Arrastró las pesadas tablas y tapó el pozo con mucho cuidado. No quería que cayese nada dentro, y tampoco que saliese nada.
Mientras guardaba las muñecas y las tazas en la caja, algo le llamó la atención y, al levantarse, descubrió que el gato iba a su encuentro y hacía un signo de interrogación con el extremo de la cola. Llevaba varios días sin verlo, desde que habían regresado juntos de la casa de la otra madre.
El animal se acercó, se encaramó sobre las tablas que cubrían el pozo, y le guiñó un ojo. A continuación, saltó a la hierba, se puso boca arriba y se contoneó en una especie de éxtasis.
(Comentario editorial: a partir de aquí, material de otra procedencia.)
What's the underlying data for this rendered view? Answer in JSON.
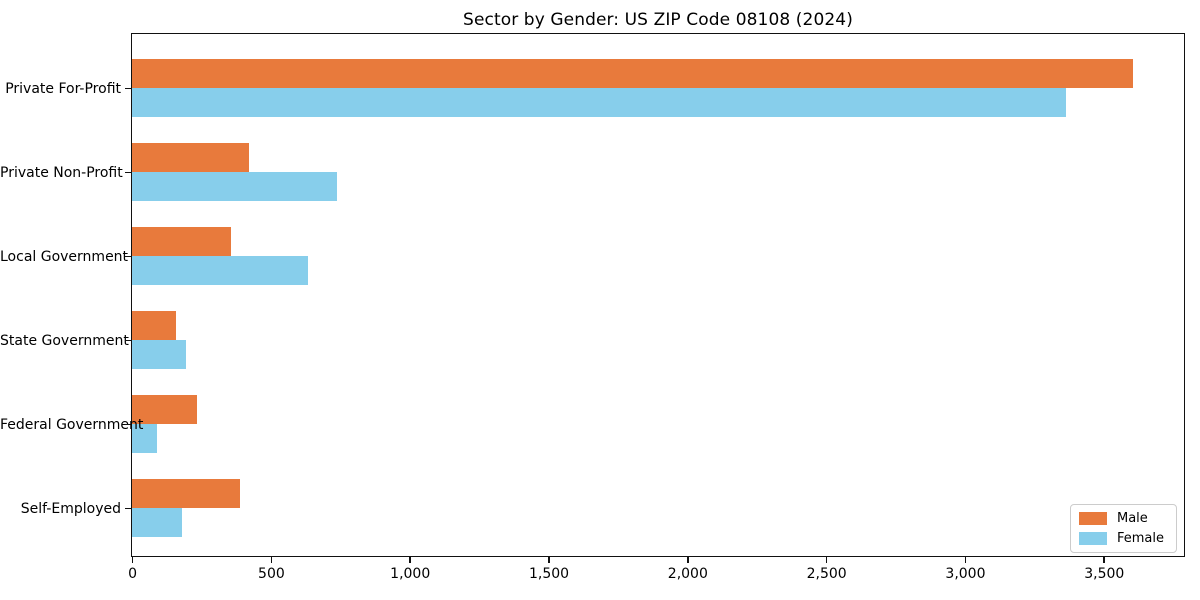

Coraline le hizo cosquillas y le rascó el suave pelaje de la barriga, y el gato ronroneó complacido. Cuando se consideró satisfecho, se puso en pie y se dirigió hacia la cancha de tenis, como si fuese un pedacito de noche bajo el sol del mediodía.
La niña volvió a casa.
El señor Bobo, que la esperaba en la entrada, le dio una palmadita en un hombro.
—Los ratones dicen que todo está bien —comentó—. Dicen que eres nuestra salvadora, Caroline.
—Me llamo Coraline, señor Bobo —lo corrigió ella—. Caroline no. Coraline.
—Coraline. —El señor Bobo repitió el nombre con asombro y respeto—. Muy bien, Coraline. Los ratones me han encargado que te diga que cuando estén preparados para tocar en público, tienes que subir y ser su primera espectadora. Van a tocar «tumpi, tumpi» y «turururu», y a bailar y a hacer un montón de trucos. Eso es lo que dicen.
—Me encantaría verlos cuando estén listos —respondió Coraline.
Luego llamó a la puerta de la señorita Spink y la señorita Forcible. La primera la invitó a pasar y Coraline entró en la salita. Dejó la caja de las muñecas en el suelo, metió una mano en el bolsillo y sacó la piedra agujereada.
—¡Aquí tiene! —exclamó—. Ya no la necesito. Le estoy muy agradecida. Creo que me ha salvado la vida, y además salvó de la muerte a otras personas.
Abrazó con fuerza a las dos mujeres, aunque sus brazos no podían rodear bien a la señorita Spink, y la señorita Forcible olía a ajos crudos. Después Coraline recogió la caja y se fue.
—¡Qué niña tan rara! —exclamó la señorita Spink. Nadie la había abrazado de esa forma desde que se había retirado del teatro.
Esa noche Coraline se tumbó en la cama después de bañarse y cepillarse los dientes, y se puso a mirar el techo con los ojos muy abiertos.
Hacía bastante calor, y como la mano se había ido, abrió de par en par la ventana de su habitación. Le había pedido a su padre que no echase del todo las cortinas.
Su nuevo uniforme escolar estaba cuidadosamente colocado sobre la silla para que se lo pusiera al levantarse.
Por lo general, en la noche previa al primer día del curso Coraline se sentía inquieta y nerviosa. Pero entonces comprendió que nunca volvería a darle miedo nada relacionado con el colegio.
Le pareció que el aire de la noche le llevaba una música celestial: el tipo de música que sólo se interpreta con diminutos trombones, trompetas y fagots de plata, con flautines y tubas tan pequeños y frágiles que sus botones sólo los pueden tocar los rosados deditos de los ratones blancos.
Coraline se imaginó que regresaba al sueño en que jugaba con las dos niñas y el niño, y sonrió.
Cuando asomaron las primeras estrellas, Coraline se durmió definitivamente mientras la suave música del circo de ratones invadía el aire cálido del anochecer, anunciándole al mundo que el verano casi había terminado.